During this time, I went through the confirmation process at the Lutheran church we were attending in Minnesota.  Our youth minister, Pastor Peter, was in his mid thirties, married with two adorable kids, very personable and yet kind of a nerd.  He was a real pied piper with the youth of the Church as we followed him around as he introduced us to an assortment of church activities, including Clowning for Christ – which was a ton of fun, we would act out parables as clowns for Sunday morning services.  He also organized a bus trip to the Lutheran Youth Convention in San Antonio, Texas.  We had such a great time!
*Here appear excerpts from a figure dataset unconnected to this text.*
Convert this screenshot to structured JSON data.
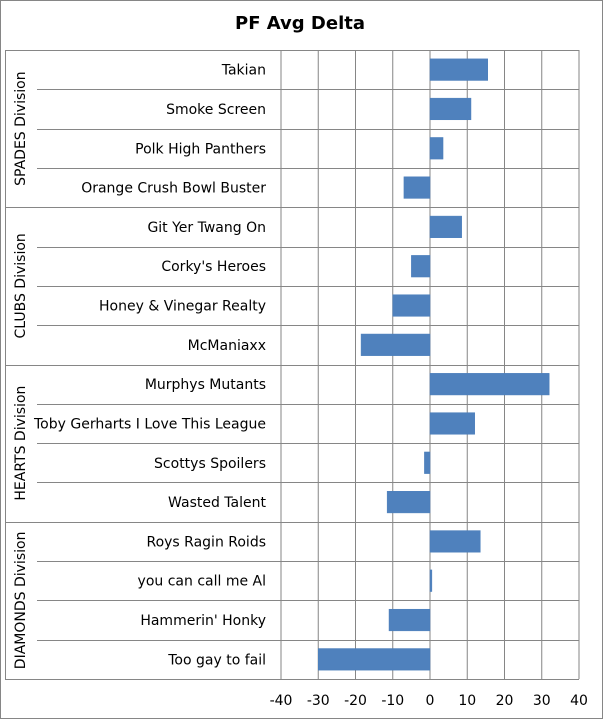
{
  "chart_data": {
    "type": "bar",
    "orientation": "horizontal",
    "title": "PF Avg Delta",
    "xlim": [
      -40,
      40
    ],
    "xticks": [
      -40,
      -30,
      -20,
      -10,
      0,
      10,
      20,
      30,
      40
    ],
    "grid": true,
    "legend": "none",
    "bar_color": "#4F81BD",
    "groups": [
      {
        "name": "SPADES Division",
        "categories": [
          "Takian",
          "Smoke Screen",
          "Polk High Panthers",
          "Orange Crush Bowl Buster"
        ],
        "values": [
          15.5,
          11,
          3.5,
          -7
        ]
      },
      {
        "name": "CLUBS Division",
        "categories": [
          "Git Yer Twang On",
          "Corky's Heroes",
          "Honey & Vinegar Realty",
          "McManiaxx"
        ],
        "values": [
          8.5,
          -5,
          -10,
          -18.5
        ]
      },
      {
        "name": "HEARTS Division",
        "categories": [
          "Murphys Mutants",
          "Toby Gerharts I Love This League",
          "Scottys Spoilers",
          "Wasted Talent"
        ],
        "values": [
          32,
          12,
          -1.5,
          -11.5
        ]
      },
      {
        "name": "DIAMONDS Division",
        "categories": [
          "Roys Ragin Roids",
          "you can call me Al",
          "Hammerin' Honky",
          "Too gay to fail"
        ],
        "values": [
          13.5,
          0.5,
          -11,
          -30
        ]
      }
    ]
  }
}
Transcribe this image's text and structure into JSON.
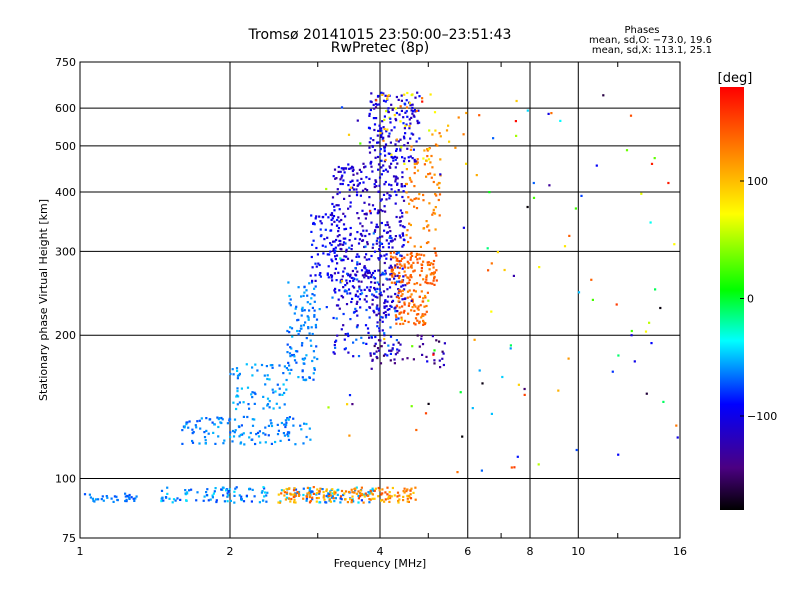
{
  "chart_data": {
    "type": "scatter",
    "title": "Tromsø 20141015 23:50:00–23:51:43",
    "subtitle": "RwPretec (8p)",
    "xlabel": "Frequency [MHz]",
    "ylabel": "Stationary phase Virtual Height [km]",
    "x_scale": "log",
    "y_scale": "log",
    "xlim": [
      1,
      16
    ],
    "ylim": [
      75,
      750
    ],
    "x_ticks": [
      1,
      2,
      4,
      6,
      8,
      10,
      16
    ],
    "x_tick_labels": [
      "1",
      "2",
      "4",
      "6",
      "8",
      "10",
      "16"
    ],
    "y_ticks": [
      75,
      100,
      200,
      300,
      400,
      500,
      600,
      750
    ],
    "y_tick_labels": [
      "75",
      "100",
      "200",
      "300",
      "400",
      "500",
      "600",
      "750"
    ],
    "grid": true,
    "phases_box": {
      "title": "Phases",
      "line1": "mean, sd,O: −73.0, 19.6",
      "line2": "mean, sd,X: 113.1, 25.1"
    },
    "colorbar": {
      "label": "[deg]",
      "range": [
        -180,
        180
      ],
      "ticks": [
        100,
        0,
        -100
      ],
      "tick_labels": [
        "100",
        "0",
        "−100"
      ]
    },
    "clusters": [
      {
        "x": [
          1.0,
          1.3
        ],
        "y": [
          89,
          93
        ],
        "phase": [
          -75,
          -55
        ],
        "n": 35
      },
      {
        "x": [
          1.45,
          3.9
        ],
        "y": [
          89,
          96
        ],
        "phase": [
          -80,
          -40
        ],
        "n": 170
      },
      {
        "x": [
          2.5,
          4.8
        ],
        "y": [
          89,
          96
        ],
        "phase": [
          90,
          150
        ],
        "n": 160
      },
      {
        "x": [
          1.6,
          2.9
        ],
        "y": [
          118,
          135
        ],
        "phase": [
          -75,
          -50
        ],
        "n": 130
      },
      {
        "x": [
          2.0,
          2.6
        ],
        "y": [
          140,
          175
        ],
        "phase": [
          -70,
          -45
        ],
        "n": 70
      },
      {
        "x": [
          2.6,
          3.0
        ],
        "y": [
          160,
          260
        ],
        "phase": [
          -75,
          -50
        ],
        "n": 110
      },
      {
        "x": [
          2.9,
          3.3
        ],
        "y": [
          260,
          360
        ],
        "phase": [
          -110,
          -80
        ],
        "n": 70
      },
      {
        "x": [
          3.2,
          4.5
        ],
        "y": [
          220,
          460
        ],
        "phase": [
          -130,
          -90
        ],
        "n": 420
      },
      {
        "x": [
          3.2,
          4.4
        ],
        "y": [
          180,
          330
        ],
        "phase": [
          -120,
          -60
        ],
        "n": 170
      },
      {
        "x": [
          3.8,
          4.8
        ],
        "y": [
          460,
          650
        ],
        "phase": [
          -125,
          -80
        ],
        "n": 160
      },
      {
        "x": [
          4.2,
          5.2
        ],
        "y": [
          255,
          300
        ],
        "phase": [
          125,
          150
        ],
        "n": 110
      },
      {
        "x": [
          4.3,
          5.0
        ],
        "y": [
          210,
          250
        ],
        "phase": [
          120,
          150
        ],
        "n": 80
      },
      {
        "x": [
          4.5,
          5.3
        ],
        "y": [
          300,
          520
        ],
        "phase": [
          110,
          140
        ],
        "n": 80
      },
      {
        "x": [
          3.8,
          5.4
        ],
        "y": [
          170,
          200
        ],
        "phase": [
          -160,
          -110
        ],
        "n": 50
      },
      {
        "x": [
          4.0,
          6.0
        ],
        "y": [
          450,
          650
        ],
        "phase": [
          60,
          140
        ],
        "n": 50
      },
      {
        "x": [
          3.0,
          16.0
        ],
        "y": [
          100,
          650
        ],
        "phase": [
          -180,
          180
        ],
        "n": 120
      }
    ]
  }
}
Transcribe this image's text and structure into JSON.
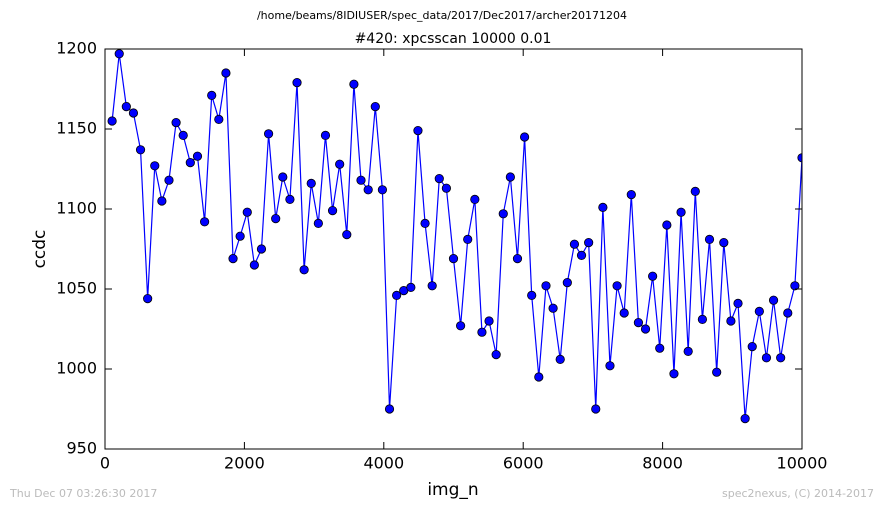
{
  "chart_data": {
    "type": "line",
    "path_title": "/home/beams/8IDIUSER/spec_data/2017/Dec2017/archer20171204",
    "title": "#420: xpcsscan 10000 0.01",
    "x_label": "img_n",
    "y_label": "ccdc",
    "footer_left": "Thu Dec 07 03:26:30 2017",
    "footer_right": "spec2nexus, (C) 2014-2017",
    "color": "#0000ff",
    "grid": false,
    "xlim": [
      0,
      10000
    ],
    "xticks": [
      0,
      2000,
      4000,
      6000,
      8000,
      10000
    ],
    "ylim": [
      950,
      1200
    ],
    "yticks": [
      950,
      1000,
      1050,
      1100,
      1150,
      1200
    ],
    "x": [
      102,
      204,
      306,
      408,
      510,
      612,
      714,
      816,
      918,
      1020,
      1122,
      1224,
      1327,
      1429,
      1531,
      1633,
      1735,
      1837,
      1939,
      2041,
      2143,
      2245,
      2347,
      2449,
      2551,
      2653,
      2755,
      2857,
      2959,
      3061,
      3163,
      3265,
      3367,
      3469,
      3571,
      3673,
      3776,
      3878,
      3980,
      4082,
      4184,
      4286,
      4388,
      4490,
      4592,
      4694,
      4796,
      4898,
      5000,
      5102,
      5204,
      5306,
      5408,
      5510,
      5612,
      5714,
      5816,
      5918,
      6020,
      6122,
      6224,
      6327,
      6429,
      6531,
      6633,
      6735,
      6837,
      6939,
      7041,
      7143,
      7245,
      7347,
      7449,
      7551,
      7653,
      7755,
      7857,
      7959,
      8061,
      8163,
      8265,
      8367,
      8469,
      8571,
      8673,
      8776,
      8878,
      8980,
      9082,
      9184,
      9286,
      9388,
      9490,
      9592,
      9694,
      9796,
      9898,
      10000
    ],
    "values": [
      1155,
      1197,
      1164,
      1160,
      1137,
      1044,
      1127,
      1105,
      1118,
      1154,
      1146,
      1129,
      1133,
      1092,
      1171,
      1156,
      1185,
      1069,
      1083,
      1098,
      1065,
      1075,
      1147,
      1094,
      1120,
      1106,
      1179,
      1062,
      1116,
      1091,
      1146,
      1099,
      1128,
      1084,
      1178,
      1118,
      1112,
      1164,
      1112,
      975,
      1046,
      1049,
      1051,
      1149,
      1091,
      1052,
      1119,
      1113,
      1069,
      1027,
      1081,
      1106,
      1023,
      1030,
      1009,
      1097,
      1120,
      1069,
      1145,
      1046,
      995,
      1052,
      1038,
      1006,
      1054,
      1078,
      1071,
      1079,
      975,
      1101,
      1002,
      1052,
      1035,
      1109,
      1029,
      1025,
      1058,
      1013,
      1090,
      997,
      1098,
      1011,
      1111,
      1031,
      1081,
      998,
      1079,
      1030,
      1041,
      969,
      1014,
      1036,
      1007,
      1043,
      1007,
      1035,
      1052,
      1132
    ]
  }
}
Well, long story short it turns out he molested several girls from my confirmation class.  I didn’t know it at the time, but in retrospect he made a few moves on me.  I remember he would give me a big hug and his hand would reach just far enough around to feel the sides of my breasts, so disturbing!  He once took me into the basement to have a “talk” with me – things got real creepy when he turned off the lights.  He told me he wanted his daughter to grow up to be just like me.  Then he asked me if I was dating anyone.  I couldn’t stand it.  I told him I had to leave – thank God he didn’t try to stop me.

Ironically, when our youth group was in San Antonio, Texas at the Lutheran Youth Convention, Peter had gotten an extra hotel room for us to have our group meetings.  When my friends and I were out walking around the beautiful Riverwalk we wondering where one of the girls was.  I said, “She must be up in the extra room with Peter, having sex.”  That got a huge laugh – well guess what – they were having sex.  This is an example of “knowing the truth”, of listening to your intuition,  but joking about it because it is just too unbelievable.  My heart breaks for the young girls at my church who were vulnerable, who were having problems with their parents or boyfriends as they ultimately succumbed to Peter’s hideous behavior.  It wasn’t there fault!  He was the adult, the minister, and the married husband with two kids!  What a bastard!!!

My mother called me my freshman year at college to tell me the news.  I remember being in complete denial.  How could the man who taught me the Ten Commandments, the morals and ethics of the church also be doing such hideous things to my friends?  Initially, I defended him.  It just shows you how deeply you can become attached to people in authority and not even believe the truth. He had admitted it and I still had a hard time believing that he did this.  Peter was removed as a youth minister, put into counseling and re-located to a different position in a new church. What a great way for the church to handle things.  In fact that is how Pastor Peter, ended up at our church.  He had molested girls at the prior church and instead of turning him into the authorities, they moved him to our church so he could prey on more young girls.  How disgraceful.  Gotta love organized religion!